We've used the professionals' seminar as a donor to kick-start the staff and management seminars. Copying seminar slides into new templates and fiddling around with the layout and formatting is the easy bit: adapting the presentations to suit the different audiences takes a bit more thought.
Most managers are unlikely to have an interest in the techical details of email encryption, for instance, but they ought to appreciate that there are options in that regard, each having pros and cons for the organization. We need to give them just enough context and background to be able to take this up with their IT, risk and information security professionals - some questions to pose, perhaps, as well as a basic grounding in the concepts and terminology to facilitate meaningful communications. The awareness module will also contain management briefings, a sample policy and a paper on email and messaging security metrics, encouraging managers to contemplate the strategic, governance, compliance and other business aspects.

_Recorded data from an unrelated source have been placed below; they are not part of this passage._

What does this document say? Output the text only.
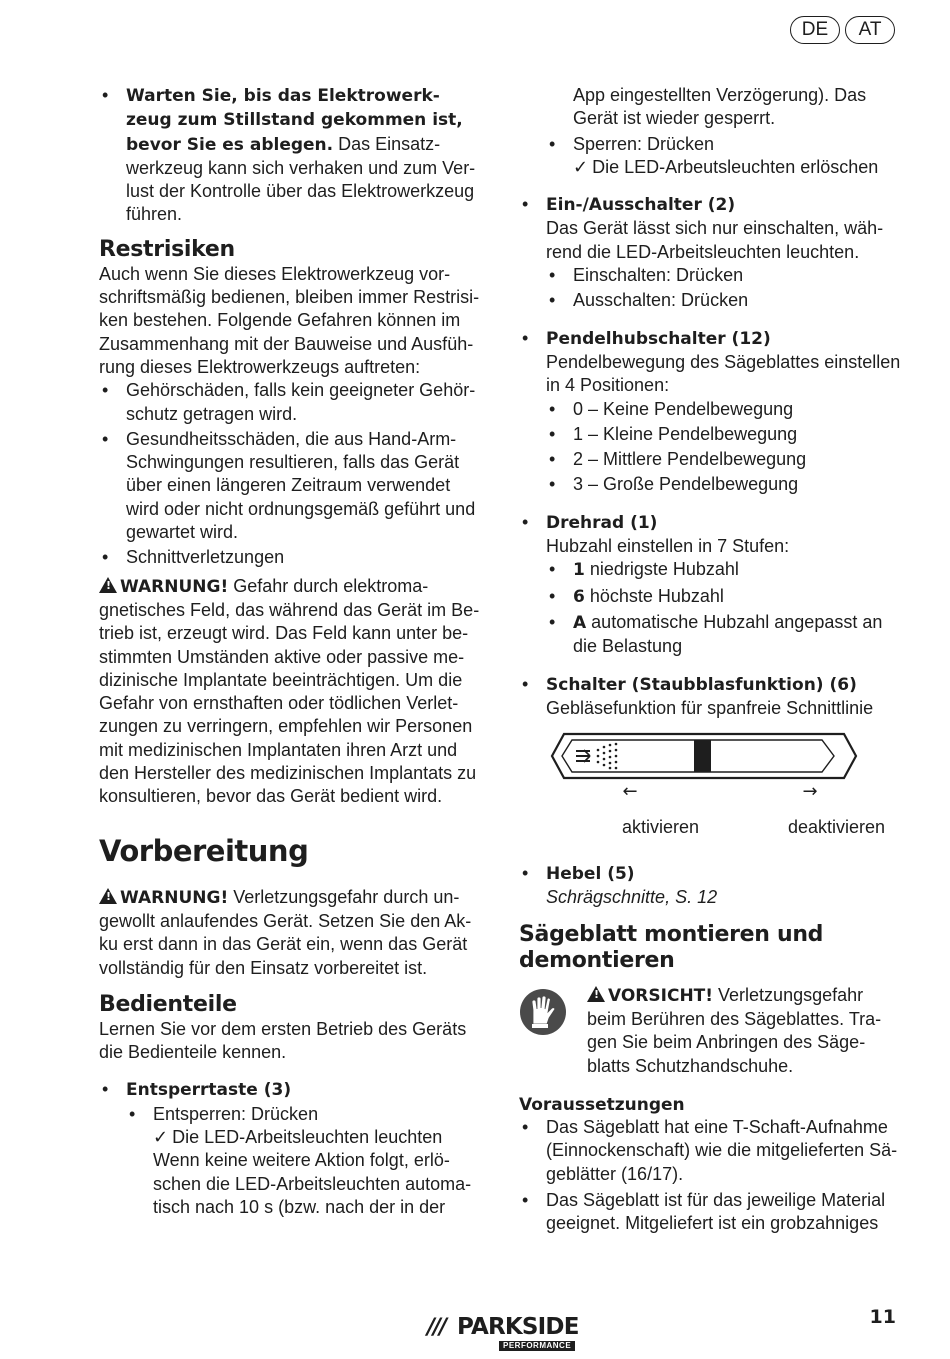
DE	AT
• Warten Sie, bis das Elektrowerk-zeug zum Stillstand gekommen ist, bevor Sie es ablegen. Das Einsatz-werkzeug kann sich verhaken und zum Ver-lust der Kontrolle über das Elektrowerkzeug führen.
Restrisiken

Auch wenn Sie dieses Elektrowerkzeug vor-schriftsmäßig bedienen, bleiben immer Restrisi-ken bestehen. Folgende Gefahren können im Zusammenhang mit der Bauweise und Ausfüh-rung dieses Elektrowerkzeugs auftreten:

• Gehörschäden, falls kein geeigneter Gehör-schutz getragen wird.
• Gesundheitsschäden, die aus Hand-Arm-Schwingungen resultieren, falls das Gerät über einen längeren Zeitraum verwendet wird oder nicht ordnungsgemäß geführt und gewartet wird.
• Schnittverletzungen

!WARNUNG! Gefahr durch elektroma-gnetisches Feld, das während das Gerät im Be-trieb ist, erzeugt wird. Das Feld kann unter be-stimmten Umständen aktive oder passive me-dizinische Implantate beeinträchtigen. Um die Gefahr von ernsthaften oder tödlichen Verlet-zungen zu verringern, empfehlen wir Personen mit medizinischen Implantaten ihren Arzt und den Hersteller des medizinischen Implantats zu konsultieren, bevor das Gerät bedient wird.

Vorbereitung

!WARNUNG! Verletzungsgefahr durch un-gewollt anlaufendes Gerät. Setzen Sie den Ak-ku erst dann in das Gerät ein, wenn das Gerät vollständig für den Einsatz vorbereitet ist.

Bedienteile

Lernen Sie vor dem ersten Betrieb des Geräts die Bedienteile kennen.

• Entsperrtaste (3)
• Entsperren: Drücken
✓ Die LED-Arbeitsleuchten leuchten
Wenn keine weitere Aktion folgt, erlö-schen die LED-Arbeitsleuchten automa-tisch nach 10 s (bzw. nach der in der
App eingestellten Verzögerung). Das Gerät ist wieder gesperrt.
• Sperren: Drücken
✓ Die LED-Arbeutsleuchten erlöschen
• Ein-/Ausschalter (2)
Das Gerät lässt sich nur einschalten, wäh-rend die LED-Arbeitsleuchten leuchten.
• Einschalten: Drücken
• Ausschalten: Drücken
• Pendelhubschalter (12)
Pendelbewegung des Sägeblattes einstellen in 4 Positionen:
• 0 – Keine Pendelbewegung
• 1 – Kleine Pendelbewegung
• 2 – Mittlere Pendelbewegung
• 3 – Große Pendelbewegung
• Drehrad (1)
Hubzahl einstellen in 7 Stufen:
• 1 niedrigste Hubzahl
• 6 höchste Hubzahl
• A automatische Hubzahl angepasst an die Belastung
• Schalter (Staubblasfunktion) (6)
Gebläsefunktion für spanfreie Schnittlinie
←	→
aktivieren	deaktivieren
• Hebel (5)
Schrägschnitte, S. 12
Sägeblatt montieren und demontieren

!VORSICHT! Verletzungsgefahr beim Berühren des Sägeblattes. Tra-gen Sie beim Anbringen des Säge-blatts Schutzhandschuhe.

Voraussetzungen
• Das Sägeblatt hat eine T-Schaft-Aufnahme (Einnockenschaft) wie die mitgelieferten Sä-geblätter (16/17).
• Das Sägeblatt ist für das jeweilige Material geeignet. Mitgeliefert ist ein grobzahniges
/// PARKSIDE
PERFORMANCE
11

Managers also, of course, make good use of email and other business comms, which means they are users as well as managers of the associated technologies ... hence they need to be aware of the information risks and use the security controls themselves. Despite the title, awareness materials in the 'staff' stream are, in fact, aimed at all workers, not just staff, not even just employees: contractors, consultants, temps and others may well be using the organization's email, phone and other messaging systems routinely, and everyone has some level of access to corporate information, perhaps personal info too. We might have named it the 'users' stream, except that the term is strongly linked to IT (and drugs!) whereas information security is relevant to IT and non-IT users alike. Not everyone uses email or phones, but we all communicate.
Meanwhile, we have a little communications issue of our own. What are we going to call this awareness module? The working title "email and inter-personal messaging security" is unweildy and a bit formal. "Helping people communicate securely" is more accessible but still not quite right. Hmmmmmm.